What causes varicose veins?

The normal way that blood goes upwards to your heart from your foot, is that the muscles of the calf pump the blood upwards when you walk.  As the muscle contracts, the blood is forced up and then is held up by valves. Varicose veins develop when these valves break and therefore the blood just yoyos up and down. This increases the pressure in the veins and they start to bulge.

What happens if varicose veins are not treated?

Over a long period of having varicose veins, they can cause discomfort and leg swelling. If symptomatic varicose veins are left untreated, this eventually leads to complications. These complications include developing a very itchy rash near the vein which is called venous eczema; some people develop a very tender vein which is called thrombophlebitis. After a long period the skin can become damaged and turn dark, brown and shiny. If left, this can turn into a break in the skin called an ulcer which is slow and difficult to heal. If a very large vein near the surface gets knocked you may suffer very severe bleeding which only stops by putting the leg up in the air.

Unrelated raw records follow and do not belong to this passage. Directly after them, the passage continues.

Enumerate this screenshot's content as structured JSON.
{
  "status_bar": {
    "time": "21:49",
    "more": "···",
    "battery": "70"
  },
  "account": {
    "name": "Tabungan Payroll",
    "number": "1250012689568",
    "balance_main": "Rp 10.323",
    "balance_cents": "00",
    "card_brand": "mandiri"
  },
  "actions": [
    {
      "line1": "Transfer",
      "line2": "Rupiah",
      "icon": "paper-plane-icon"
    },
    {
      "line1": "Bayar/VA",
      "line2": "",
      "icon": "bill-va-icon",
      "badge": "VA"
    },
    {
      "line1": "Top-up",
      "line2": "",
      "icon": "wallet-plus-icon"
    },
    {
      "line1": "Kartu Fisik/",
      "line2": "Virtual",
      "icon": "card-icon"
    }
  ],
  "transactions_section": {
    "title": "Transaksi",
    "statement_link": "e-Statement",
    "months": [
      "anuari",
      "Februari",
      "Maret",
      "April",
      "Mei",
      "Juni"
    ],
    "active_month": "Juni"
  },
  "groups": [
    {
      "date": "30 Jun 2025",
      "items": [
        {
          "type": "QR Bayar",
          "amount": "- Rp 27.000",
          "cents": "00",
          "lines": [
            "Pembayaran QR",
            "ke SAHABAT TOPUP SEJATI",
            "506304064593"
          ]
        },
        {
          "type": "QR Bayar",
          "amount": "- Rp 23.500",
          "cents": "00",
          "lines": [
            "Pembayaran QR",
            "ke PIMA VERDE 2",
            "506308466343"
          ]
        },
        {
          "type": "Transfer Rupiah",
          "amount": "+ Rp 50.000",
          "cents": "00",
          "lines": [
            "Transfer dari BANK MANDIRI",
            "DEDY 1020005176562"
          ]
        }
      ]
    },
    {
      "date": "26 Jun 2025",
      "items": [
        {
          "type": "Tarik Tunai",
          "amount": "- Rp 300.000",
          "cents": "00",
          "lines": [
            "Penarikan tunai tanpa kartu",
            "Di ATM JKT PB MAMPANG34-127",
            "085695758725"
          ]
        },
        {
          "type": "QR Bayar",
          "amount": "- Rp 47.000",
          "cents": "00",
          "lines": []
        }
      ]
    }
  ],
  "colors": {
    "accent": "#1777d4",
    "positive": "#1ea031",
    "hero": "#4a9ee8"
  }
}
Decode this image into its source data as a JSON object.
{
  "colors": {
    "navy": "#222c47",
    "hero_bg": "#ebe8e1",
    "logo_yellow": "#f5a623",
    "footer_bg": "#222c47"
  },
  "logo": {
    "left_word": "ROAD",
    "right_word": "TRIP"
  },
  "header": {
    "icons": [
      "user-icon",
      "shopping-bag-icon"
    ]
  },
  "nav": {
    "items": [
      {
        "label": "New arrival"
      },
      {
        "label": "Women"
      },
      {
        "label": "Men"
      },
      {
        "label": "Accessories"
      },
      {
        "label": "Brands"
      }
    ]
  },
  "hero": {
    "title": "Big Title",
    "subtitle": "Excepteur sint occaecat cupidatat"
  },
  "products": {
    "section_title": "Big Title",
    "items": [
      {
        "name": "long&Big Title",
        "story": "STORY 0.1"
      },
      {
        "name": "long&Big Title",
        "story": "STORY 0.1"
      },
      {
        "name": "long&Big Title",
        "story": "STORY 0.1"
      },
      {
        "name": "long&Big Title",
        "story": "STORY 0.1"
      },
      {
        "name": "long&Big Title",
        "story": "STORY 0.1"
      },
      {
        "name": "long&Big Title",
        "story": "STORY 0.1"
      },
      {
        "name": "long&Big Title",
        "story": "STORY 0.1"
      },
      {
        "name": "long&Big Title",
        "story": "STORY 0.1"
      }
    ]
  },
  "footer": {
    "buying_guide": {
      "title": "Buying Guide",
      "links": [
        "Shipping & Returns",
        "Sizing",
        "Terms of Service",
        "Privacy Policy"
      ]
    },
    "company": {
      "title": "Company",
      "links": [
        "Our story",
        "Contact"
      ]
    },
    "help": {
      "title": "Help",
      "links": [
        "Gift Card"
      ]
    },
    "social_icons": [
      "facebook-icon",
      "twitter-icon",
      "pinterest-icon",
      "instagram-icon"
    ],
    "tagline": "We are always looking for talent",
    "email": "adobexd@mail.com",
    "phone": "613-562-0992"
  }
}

What are the benefits of treatment?

The aim of treatment is to reduce symptoms and prevent the long term complications developing. The visible appearance will be also greatly improved but it is possible to develop new veins later in life. Up to 95% have no recurrence at 5 years with new techniques.

What treatments are available?

In order to choose the right treatment for you, your surgeon will need to scan the veins in your legs to determine where the valves have broken and how extensive the varicose veins are. The aim of treatment is to destroy or remove the damaged veins and force the blood to go away from the skin and into the calf where it belongs.

ClariVein ultrasound guided ablation. This is now the commonest treatment. It is done under a small amount of local anaesthetic. A small catheter is passed into the damaged vein and it spins round inside the vein while a sealant is injected to seal the damaged vein and make the body reabsorb it. You walk in and then walk out with a bandage on, but with very little restriction while you recover.

Foam sclerotherapy is suitable for smaller veins or recurrent veins which are very twisty and which a catheter will not go up. This is again a type of sclerosant (sealant) which blocks the damaged vein and makes the body reabsorb it.

Surgery under a general anaesthetic is rarely needed apart from advanced or large veins. This is done as a day case and will involve a cut about one inch long either in the groin or behind the knee. In addition there will be very small incisions to remove the biggest bulging veins and this gives a good cosmetic result. The leg will be bandaged, which restricts movement and prevents you driving for a week. You should be able to potter around without any problem. Most people who have active jobs, take two weeks off work.